According to data released by the US Bureau of Labor Statistics on October 6, the non-farm payrolls in the United States increased by 336,000 in September, far exceeding the expected 170,000. The data for the previous two months was also revised upward by nearly 120,000. The unemployment rate in September remained at 3.8%, unchanged from August.
However, wage growth fell below expectations, with average hourly earnings increasing by 0.2% month-on-month in September, lower than the expected 0.3%. On a year-on-year basis, wages grew by 4.2%, marking the smallest annual increase since mid-2021.

【Source:MacroMicro】
The stronger-than-expected job growth indicates that the US economy is still performing well, leading to an increase in market expectations for a rate hike by the Federal Reserve later this year. As a result, there was a short-term "flash crash" in US stocks and bonds after the data was released. However, the unexpected slowdown in wage growth brought some good news, as it could potentially deter the Fed from raising interest rates. After some reflection, the US stock market staged a major turnaround during trading hours and ended up closing higher.

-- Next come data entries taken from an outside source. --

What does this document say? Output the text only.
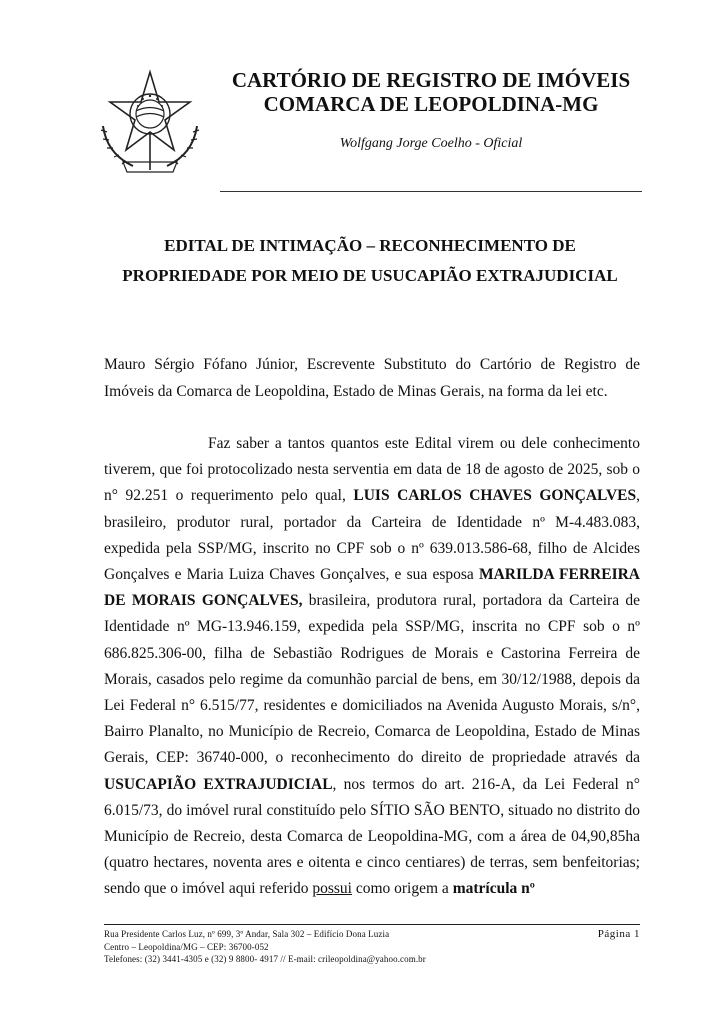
CARTÓRIO DE REGISTRO DE IMÓVEIS
COMARCA DE LEOPOLDINA-MG
Wolfgang Jorge Coelho - Oficial
EDITAL DE INTIMAÇÃO – RECONHECIMENTO DE
PROPRIEDADE POR MEIO DE USUCAPIÃO EXTRAJUDICIAL
Mauro Sérgio Fófano Júnior, Escrevente Substituto do Cartório de Registro de Imóveis da Comarca de Leopoldina, Estado de Minas Gerais, na forma da lei etc.
Faz saber a tantos quantos este Edital virem ou dele conhecimento tiverem, que foi protocolizado nesta serventia em data de 18 de agosto de 2025, sob o n° 92.251 o requerimento pelo qual, LUIS CARLOS CHAVES GONÇALVES, brasileiro, produtor rural, portador da Carteira de Identidade nº M-4.483.083, expedida pela SSP/MG, inscrito no CPF sob o nº 639.013.586-68, filho de Alcides Gonçalves e Maria Luiza Chaves Gonçalves, e sua esposa MARILDA FERREIRA DE MORAIS GONÇALVES, brasileira, produtora rural, portadora da Carteira de Identidade nº MG-13.946.159, expedida pela SSP/MG, inscrita no CPF sob o nº 686.825.306-00, filha de Sebastião Rodrigues de Morais e Castorina Ferreira de Morais, casados pelo regime da comunhão parcial de bens, em 30/12/1988, depois da Lei Federal n° 6.515/77, residentes e domiciliados na Avenida Augusto Morais, s/n°, Bairro Planalto, no Município de Recreio, Comarca de Leopoldina, Estado de Minas Gerais, CEP: 36740-000, o reconhecimento do direito de propriedade através da USUCAPIÃO EXTRAJUDICIAL, nos termos do art. 216-A, da Lei Federal n° 6.015/73, do imóvel rural constituído pelo SÍTIO SÃO BENTO, situado no distrito do Município de Recreio, desta Comarca de Leopoldina-MG, com a área de 04,90,85ha (quatro hectares, noventa ares e oitenta e cinco centiares) de terras, sem benfeitorias; sendo que o imóvel aqui referido possui como origem a matrícula nº
Rua Presidente Carlos Luz, nº 699, 3º Andar, Sala 302 – Edifício Dona Luzia
Centro – Leopoldina/MG – CEP: 36700-052
Telefones: (32) 3441-4305 e (32) 9 8800- 4917 // E-mail: crileopoldina@yahoo.com.br
Página 1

Currently, the market expects a 21.7% probability of a rate hike in November by the Federal Reserve and a 34.2% probability in December, which is still relatively low. Although most analysts acknowledge that a rate hike later this year has become possible again, the market believes that the surge in US bond yields has reduced the necessity of raising rates.

【Source:CME】
Mitrade Analyst:
The strong US labor market has not led to a significant increase in rate hike expectations. In addition to the positive news of a unexpected slowdown in wage growth, market participants believe that the Federal Reserve's "lack of courage" to raise rates further is an important factor. Higher interest rates would further accelerate the already bloated fiscal situation in the United States.
This week, attention will be given to the release of US CPI and PPI data. If inflation remains moderate, it will be beneficial for the stock market. Conversely, if the data exceeds expectations, it will dampen the stock market.